In Woburn, where the city’s Licensing Board previously handled applications for a handful of outdoor decks on public property, city officials passed the emergency by-law designating Mayor Scott Galvin as the special licensing authority. community emergency.

In late last spring, as the underlying state of emergency ended and with it public health mandates regarding mandatory masking and the limits of large gatherings, restaurants were told that the restaurant permits in outdoor emergency were scheduled to expire in mid-August.

Tedesco and his colleagues then set out to create a mechanism by which the use of these outdoor spaces could continue.

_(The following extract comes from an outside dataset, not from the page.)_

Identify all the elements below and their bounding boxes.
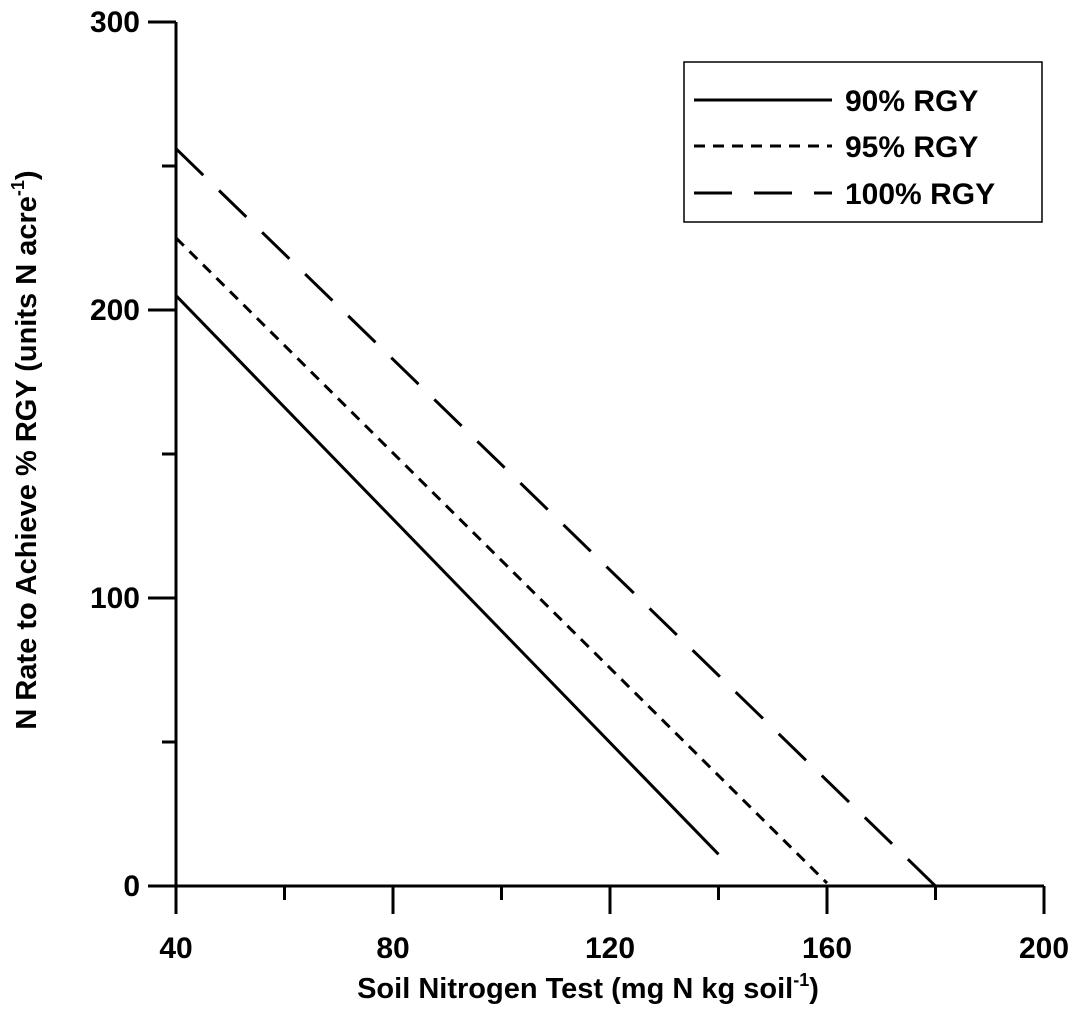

Meanwhile, the state legislature, in a bid to give restaurateurs some breathing space, passed special legislation that extended state of emergency permits until early next spring.

Since this summer, city council has repeatedly thought it was ready to pass the local legislation needed to permanently legalize outdoor spaces, but those tentative votes have been delayed due to last-minute questions over technical language.

For example, the Planning Council’s recommendation to add a legal definition of “outdoor dining” to the zoning code resulted in the introduction of this third piece of legislation at the end of September.

At a subsequent council meeting last month, City Clerk Lindsay Higgins explained that the original May legislation had to be changed to still refer to “alfresco dining” instead of “alfresco dining. ”And“ outdoor seating ”. Higgins, referring to the advice received from the town attorney, then informed council that the first order should be withdrawn and resubmitted.

The potential city council vote on the action comes after the city council recently approved the latest version of legislation that would legalize the use of outdoor terraces and similar outdoor dining spaces for full-service restaurants.

Planners at their last meeting unanimously recommended passing the revised outdoor restoration proposal, setting up a potential city council vote on the three zoning changes proposed on Tuesday night.

During Planning Council deliberations late last month, appointed officials recommended a minor change to allow local restaurants to have more than one outdoor dining area.

“Staff would recommend that the amendment be passed with some minor revisions that would ensure that outdoor dining could be allowed in more than one area,” said Planning Director Tina Cassidy.

Another recent change in legislation makes it clear that fast food establishments cannot take advantage of the new outdoor dining rules. This adjustment to the proposal prompted questions from planning board member Michael Ventresca as to whether this language would affect fast food establishments that already have outdoor spaces for customers.

“I thought I mentioned this last time. The last sentence says that the use of alfresco dining is not permitted in outdoor fast food establishments. So it wouldn’t affect areas that already exist? Ventresca asked.

“That’s okay,” responded Cassidy, who felt that restaurants that already have picnic tables or similar setups should be fine.